Geboren am 23. August 1740 wird er russischer Kaiser am 28. Oktober 1740 und bereits am 7. Dezember 1741 abgesetzt. Er verbringt seine restliche Lebenszeit in Gefangenschaft und wird am 16. Juli 1764 in der Festung Schlüsselburg ermordet.
Sein Leben und seiner Herrschaft sind meist nur Seitenaspekte in den Biographien über die Kaiserinnen Anna Iwanowna, Elisabeth I. oder Katharinas der Großen und des Kaiser Peter III. Er muss leiden und streben nicht für das,was er getan hatte, sondern für was er war oder besser für was er hatte: kaiserliches Blut. Er war für die Herrschenden immer nur ein möglicher Rivale, den die Opposition wieder auf den Thron hätte setzen können. Da die Regime der Kaiserinnen und Peter III. immer anfechtbar waren und als illegtim betrachtet werden konnten, hätte er für Putschisten die ideale Legitimität darstellen können. Iwan VI. war ein Spielball in den unsicheren Zeiten und Verhältnissen der Romanow-Dynastie. Sein kaiserliches Blut war für ihn ein Fluch, ein im Endeffekt tödlicher Fluch.

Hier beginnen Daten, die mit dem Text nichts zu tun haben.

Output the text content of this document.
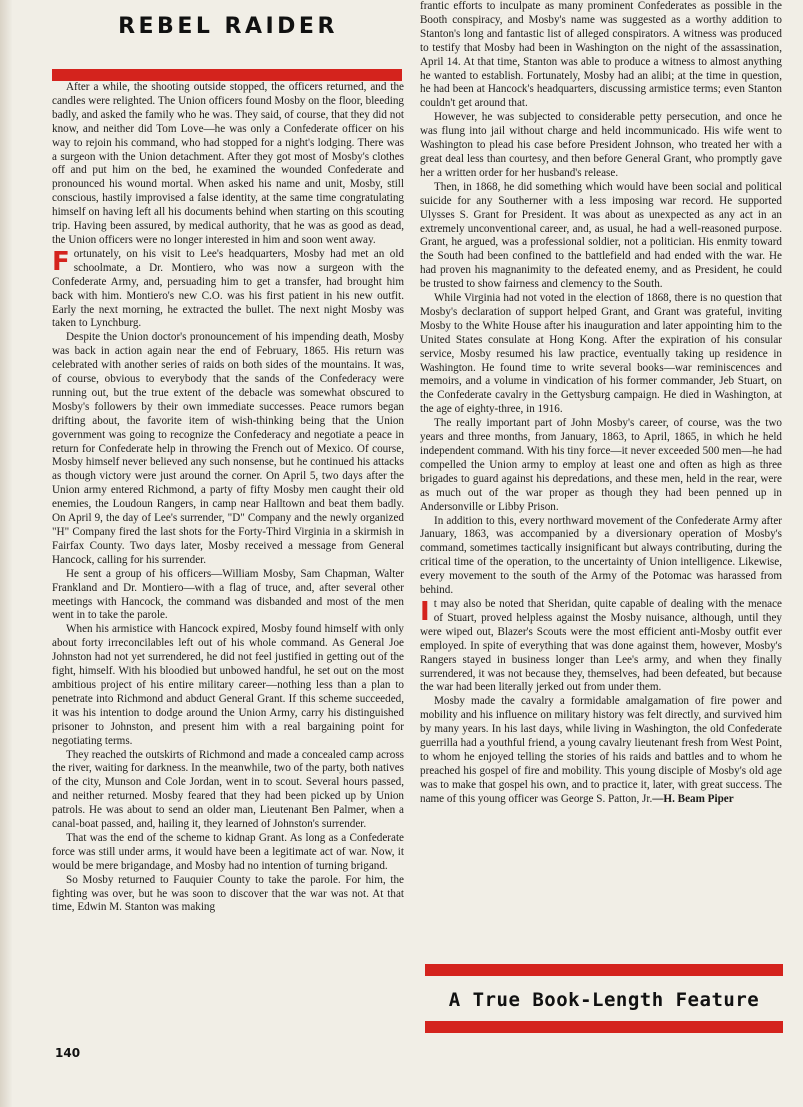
REBEL RAIDER

After a while, the shooting outside stopped, the officers returned, and the candles were relighted. The Union officers found Mosby on the floor, bleeding badly, and asked the family who he was. They said, of course, that they did not know, and neither did Tom Love—he was only a Confederate officer on his way to rejoin his command, who had stopped for a night's lodging. There was a surgeon with the Union detachment. After they got most of Mosby's clothes off and put him on the bed, he examined the wounded Confederate and pronounced his wound mortal. When asked his name and unit, Mosby, still conscious, hastily improvised a false identity, at the same time congratulating himself on having left all his documents behind when starting on this scouting trip. Having been assured, by medical authority, that he was as good as dead, the Union officers were no longer interested in him and soon went away.

Fortunately, on his visit to Lee's headquarters, Mosby had met an old schoolmate, a Dr. Montiero, who was now a surgeon with the Confederate Army, and, persuading him to get a transfer, had brought him back with him. Montiero's new C.O. was his first patient in his new outfit. Early the next morning, he extracted the bullet. The next night Mosby was taken to Lynchburg.

Despite the Union doctor's pronouncement of his impending death, Mosby was back in action again near the end of February, 1865. His return was celebrated with another series of raids on both sides of the mountains. It was, of course, obvious to everybody that the sands of the Confederacy were running out, but the true extent of the debacle was somewhat obscured to Mosby's followers by their own immediate successes. Peace rumors began drifting about, the favorite item of wish-thinking being that the Union government was going to recognize the Confederacy and negotiate a peace in return for Confederate help in throwing the French out of Mexico. Of course, Mosby himself never believed any such nonsense, but he continued his attacks as though victory were just around the corner. On April 5, two days after the Union army entered Richmond, a party of fifty Mosby men caught their old enemies, the Loudoun Rangers, in camp near Halltown and beat them badly. On April 9, the day of Lee's surrender, "D" Company and the newly organized "H" Company fired the last shots for the Forty-Third Virginia in a skirmish in Fairfax County. Two days later, Mosby received a message from General Hancock, calling for his surrender.

He sent a group of his officers—William Mosby, Sam Chapman, Walter Frankland and Dr. Montiero—with a flag of truce, and, after several other meetings with Hancock, the command was disbanded and most of the men went in to take the parole.

When his armistice with Hancock expired, Mosby found himself with only about forty irreconcilables left out of his whole command. As General Joe Johnston had not yet surrendered, he did not feel justified in getting out of the fight, himself. With his bloodied but unbowed handful, he set out on the most ambitious project of his entire military career—nothing less than a plan to penetrate into Richmond and abduct General Grant. If this scheme succeeded, it was his intention to dodge around the Union Army, carry his distinguished prisoner to Johnston, and present him with a real bargaining point for negotiating terms.

They reached the outskirts of Richmond and made a concealed camp across the river, waiting for darkness. In the meanwhile, two of the party, both natives of the city, Munson and Cole Jordan, went in to scout. Several hours passed, and neither returned. Mosby feared that they had been picked up by Union patrols. He was about to send an older man, Lieutenant Ben Palmer, when a canal-boat passed, and, hailing it, they learned of Johnston's surrender.

That was the end of the scheme to kidnap Grant. As long as a Confederate force was still under arms, it would have been a legitimate act of war. Now, it would be mere brigandage, and Mosby had no intention of turning brigand.

So Mosby returned to Fauquier County to take the parole. For him, the fighting was over, but he was soon to discover that the war was not. At that time, Edwin M. Stanton was making

frantic efforts to inculpate as many prominent Confederates as possible in the Booth conspiracy, and Mosby's name was suggested as a worthy addition to Stanton's long and fantastic list of alleged conspirators. A witness was produced to testify that Mosby had been in Washington on the night of the assassination, April 14. At that time, Stanton was able to produce a witness to almost anything he wanted to establish. Fortunately, Mosby had an alibi; at the time in question, he had been at Hancock's headquarters, discussing armistice terms; even Stanton couldn't get around that.

However, he was subjected to considerable petty persecution, and once he was flung into jail without charge and held incommunicado. His wife went to Washington to plead his case before President Johnson, who treated her with a great deal less than courtesy, and then before General Grant, who promptly gave her a written order for her husband's release.

Then, in 1868, he did something which would have been social and political suicide for any Southerner with a less imposing war record. He supported Ulysses S. Grant for President. It was about as unexpected as any act in an extremely unconventional career, and, as usual, he had a well-reasoned purpose. Grant, he argued, was a professional soldier, not a politician. His enmity toward the South had been confined to the battlefield and had ended with the war. He had proven his magnanimity to the defeated enemy, and as President, he could be trusted to show fairness and clemency to the South.

While Virginia had not voted in the election of 1868, there is no question that Mosby's declaration of support helped Grant, and Grant was grateful, inviting Mosby to the White House after his inauguration and later appointing him to the United States consulate at Hong Kong. After the expiration of his consular service, Mosby resumed his law practice, eventually taking up residence in Washington. He found time to write several books—war reminiscences and memoirs, and a volume in vindication of his former commander, Jeb Stuart, on the Confederate cavalry in the Gettysburg campaign. He died in Washington, at the age of eighty-three, in 1916.

The really important part of John Mosby's career, of course, was the two years and three months, from January, 1863, to April, 1865, in which he held independent command. With his tiny force—it never exceeded 500 men—he had compelled the Union army to employ at least one and often as high as three brigades to guard against his depredations, and these men, held in the rear, were as much out of the war proper as though they had been penned up in Andersonville or Libby Prison.

In addition to this, every northward movement of the Confederate Army after January, 1863, was accompanied by a diversionary operation of Mosby's command, sometimes tactically insignificant but always contributing, during the critical time of the operation, to the uncertainty of Union intelligence. Likewise, every movement to the south of the Army of the Potomac was harassed from behind.

It may also be noted that Sheridan, quite capable of dealing with the menace of Stuart, proved helpless against the Mosby nuisance, although, until they were wiped out, Blazer's Scouts were the most efficient anti-Mosby outfit ever employed. In spite of everything that was done against them, however, Mosby's Rangers stayed in business longer than Lee's army, and when they finally surrendered, it was not because they, themselves, had been defeated, but because the war had been literally jerked out from under them.

Mosby made the cavalry a formidable amalgamation of fire power and mobility and his influence on military history was felt directly, and survived him by many years. In his last days, while living in Washington, the old Confederate guerrilla had a youthful friend, a young cavalry lieutenant fresh from West Point, to whom he enjoyed telling the stories of his raids and battles and to whom he preached his gospel of fire and mobility. This young disciple of Mosby's old age was to make that gospel his own, and to practice it, later, with great success. The name of this young officer was George S. Patton, Jr.—H. Beam Piper

A True Book-Length Feature
140
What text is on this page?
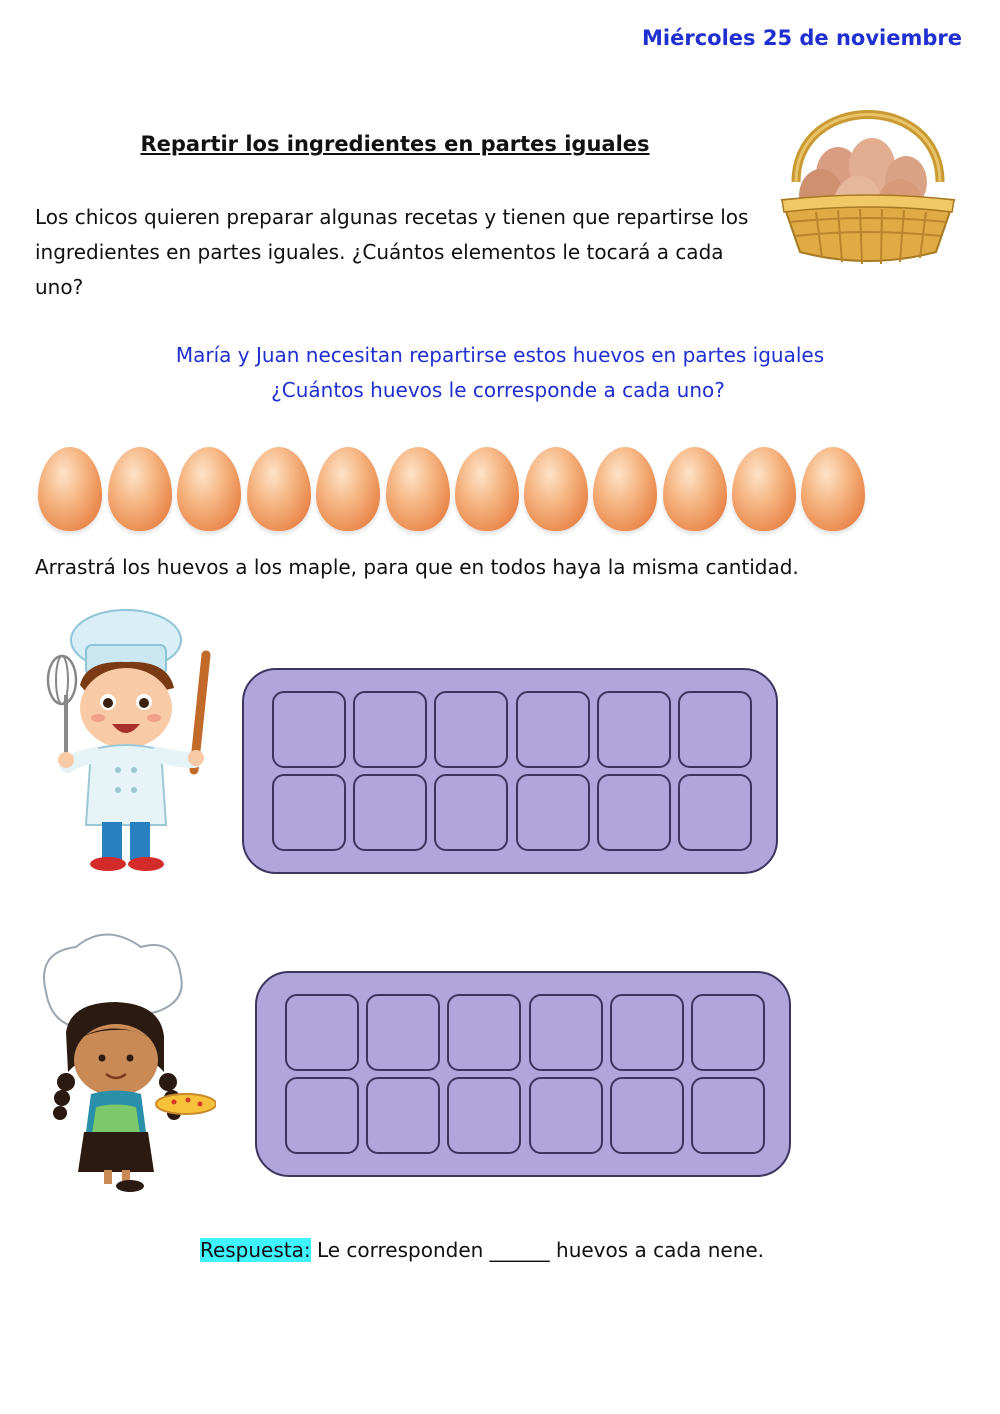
Miércoles 25 de noviembre
Repartir los ingredientes en partes iguales
Los chicos quieren preparar algunas recetas y tienen que repartirse los ingredientes en partes iguales. ¿Cuántos elementos le tocará a cada uno?
María y Juan necesitan repartirse estos huevos en partes iguales
¿Cuántos huevos le corresponde a cada uno?
Arrastrá los huevos a los maple, para que en todos haya la misma cantidad.
Respuesta: Le corresponden ______ huevos a cada nene.
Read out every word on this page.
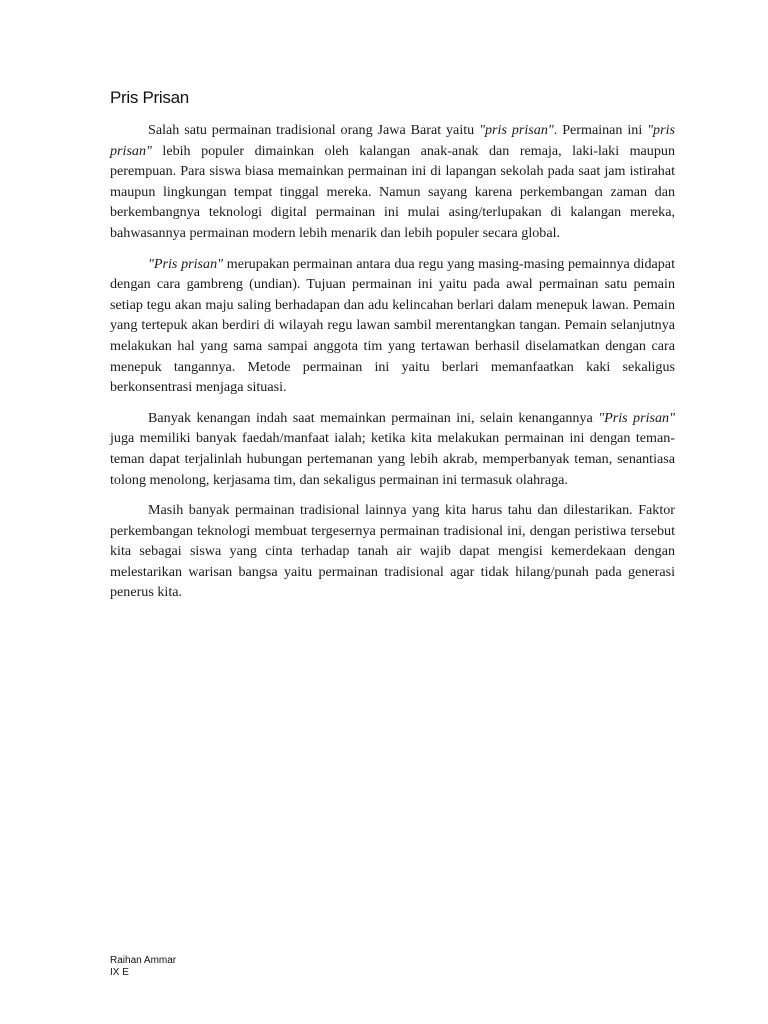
Pris Prisan

Salah satu permainan tradisional orang Jawa Barat yaitu "pris prisan". Permainan ini "pris prisan" lebih populer dimainkan oleh kalangan anak-anak dan remaja, laki-laki maupun perempuan. Para siswa biasa memainkan permainan ini di lapangan sekolah pada saat jam istirahat maupun lingkungan tempat tinggal mereka. Namun sayang karena perkembangan zaman dan berkembangnya teknologi digital permainan ini mulai asing/terlupakan di kalangan mereka, bahwasannya permainan modern lebih menarik dan lebih populer secara global.

"Pris prisan" merupakan permainan antara dua regu yang masing-masing pemainnya didapat dengan cara gambreng (undian). Tujuan permainan ini yaitu pada awal permainan satu pemain setiap tegu akan maju saling berhadapan dan adu kelincahan berlari dalam menepuk lawan. Pemain yang tertepuk akan berdiri di wilayah regu lawan sambil merentangkan tangan. Pemain selanjutnya melakukan hal yang sama sampai anggota tim yang tertawan berhasil diselamatkan dengan cara menepuk tangannya. Metode permainan ini yaitu berlari memanfaatkan kaki sekaligus berkonsentrasi menjaga situasi.

Banyak kenangan indah saat memainkan permainan ini, selain kenangannya "Pris prisan" juga memiliki banyak faedah/manfaat ialah; ketika kita melakukan permainan ini dengan teman-teman dapat terjalinlah hubungan pertemanan yang lebih akrab, memperbanyak teman, senantiasa tolong menolong, kerjasama tim, dan sekaligus permainan ini termasuk olahraga.

Masih banyak permainan tradisional lainnya yang kita harus tahu dan dilestarikan. Faktor perkembangan teknologi membuat tergesernya permainan tradisional ini, dengan peristiwa tersebut kita sebagai siswa yang cinta terhadap tanah air wajib dapat mengisi kemerdekaan dengan melestarikan warisan bangsa yaitu permainan tradisional agar tidak hilang/punah pada generasi penerus kita.

Raihan Ammar
IX E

Detlef Jena beschreibt mit großer Kenntnis und Sachverstand, aber machmal zu detailliert und etwas verwirrend, die politische Situation, in der der Iwan VI. sein Leben verbringen musste und dessen Opfer er wurde. Der Kampf um den russischen Thron im 18. Jahrhundert wird hier klar und deutlich beschrieben.
Endlich wurde mal ein Buch Iwan VI. gewidmet und er nicht zur blossen Fußnote degradiert. Ich habe dies Buch mit großem Interesse gelesen.